Несмотря на весь очевидный «правильный» пафос пьесы, сдавали спектакль не без труда. Возможно, из-за того, что герой оказался слишком уж безупречным и оттого бросающим тень на всю тогдашнюю партийно-бюрократическую систему. Прибывшему на предварительный показ чиновнику от культуры не нравилось по обыкновению то одно, то другое. Дошло до того, что Визбор «завёлся» и пошёл в контрнаступление: мол, я же вас не учу, как вы должны делать свою работу (а мне есть что сказать по этому поводу!), что же вы учите нас, как нам работать? Чиновник ситуацию сгладил, но судьба спектакля висела в этот момент на волоске, Захарову пришлось понервничать…

Чиновники чиновниками, а зрителю спектакль нравился. Во многом это стало возможно, по признанию режиссёра, «особой поэтической атмосферой», исходившей, конечно, от визборовского участия. В спектакле были использованы песни барда («Синий перекрёсток», «Спокойно, товарищ, спокойно…» и др.).

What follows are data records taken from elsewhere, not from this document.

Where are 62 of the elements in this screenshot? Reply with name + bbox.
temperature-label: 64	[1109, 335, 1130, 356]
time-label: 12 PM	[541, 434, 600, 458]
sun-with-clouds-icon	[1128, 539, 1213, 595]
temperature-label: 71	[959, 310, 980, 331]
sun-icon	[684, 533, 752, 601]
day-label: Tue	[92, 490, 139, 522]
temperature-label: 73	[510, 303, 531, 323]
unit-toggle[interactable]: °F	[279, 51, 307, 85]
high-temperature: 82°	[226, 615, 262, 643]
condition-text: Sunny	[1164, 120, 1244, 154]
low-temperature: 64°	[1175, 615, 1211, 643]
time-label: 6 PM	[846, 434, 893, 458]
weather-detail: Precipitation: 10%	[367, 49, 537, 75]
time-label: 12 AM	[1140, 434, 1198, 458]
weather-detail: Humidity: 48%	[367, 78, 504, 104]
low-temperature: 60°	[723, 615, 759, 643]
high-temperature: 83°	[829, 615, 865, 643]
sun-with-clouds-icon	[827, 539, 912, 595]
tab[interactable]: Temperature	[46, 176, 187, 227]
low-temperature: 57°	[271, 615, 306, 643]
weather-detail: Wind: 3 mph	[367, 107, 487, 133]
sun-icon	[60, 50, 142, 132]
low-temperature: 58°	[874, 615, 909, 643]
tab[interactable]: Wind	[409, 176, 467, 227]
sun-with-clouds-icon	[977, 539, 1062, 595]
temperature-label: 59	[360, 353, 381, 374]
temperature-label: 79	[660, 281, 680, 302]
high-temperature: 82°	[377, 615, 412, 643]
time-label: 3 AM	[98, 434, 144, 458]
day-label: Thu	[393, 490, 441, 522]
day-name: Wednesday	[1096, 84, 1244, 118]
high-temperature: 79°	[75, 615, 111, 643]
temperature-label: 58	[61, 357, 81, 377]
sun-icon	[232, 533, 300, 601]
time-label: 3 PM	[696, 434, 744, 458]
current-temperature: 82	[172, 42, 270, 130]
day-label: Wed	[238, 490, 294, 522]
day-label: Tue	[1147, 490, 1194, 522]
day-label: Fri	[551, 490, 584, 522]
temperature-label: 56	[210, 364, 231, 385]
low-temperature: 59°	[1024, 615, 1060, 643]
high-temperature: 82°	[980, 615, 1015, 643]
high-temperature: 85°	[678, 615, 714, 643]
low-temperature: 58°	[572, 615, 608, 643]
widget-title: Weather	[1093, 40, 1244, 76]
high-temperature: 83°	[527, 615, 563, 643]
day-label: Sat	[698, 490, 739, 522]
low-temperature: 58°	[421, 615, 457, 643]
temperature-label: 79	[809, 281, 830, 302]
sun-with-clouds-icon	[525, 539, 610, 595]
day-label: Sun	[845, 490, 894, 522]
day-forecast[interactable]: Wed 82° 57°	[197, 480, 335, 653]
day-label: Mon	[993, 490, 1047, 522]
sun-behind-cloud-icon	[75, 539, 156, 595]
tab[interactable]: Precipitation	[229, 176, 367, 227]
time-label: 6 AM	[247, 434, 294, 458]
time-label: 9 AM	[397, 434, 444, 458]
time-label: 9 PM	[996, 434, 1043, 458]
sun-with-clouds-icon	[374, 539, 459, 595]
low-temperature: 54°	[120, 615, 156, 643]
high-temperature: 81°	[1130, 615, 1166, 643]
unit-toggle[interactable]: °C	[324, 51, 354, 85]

Их исполнял, прямо как в античной драматургии, хор — причём исполнял в сопровождении вполне современного инструментального ансамбля: гитары, ударные, электроорган. У самого же Визбора в квартире висела на стене афиша «Автограда…» — знак того, что работа была ему дорога. И ещё успех постановки во многом был обеспечен участием в нём «молодой гвардии» ленкомовских актёров, восходящих звёзд театра и кино — Олега Янковского (как раз он и играл в спектакле главную роль — Горяева), Александра Збруева, Николая Караченцова. Участники постановки бывали иногда — после репетиции или спектакля — и дома у Визбора. В один из таких поздних вечеров заглянул к нему Янковский, переживавший тогда первые годы своей большой славы. Он уже сыграл к этому времени в известных фильмах «Щит и меч» и «Служили два товарища», а теперь перебрался из Саратова, где работал в местном драматическом театре, в Москву. Участие в «Автограде-XXI» было его первой театральной работой в столице. Школьница Таня Визбор была по-детски влюблена в известного актёра-красавца.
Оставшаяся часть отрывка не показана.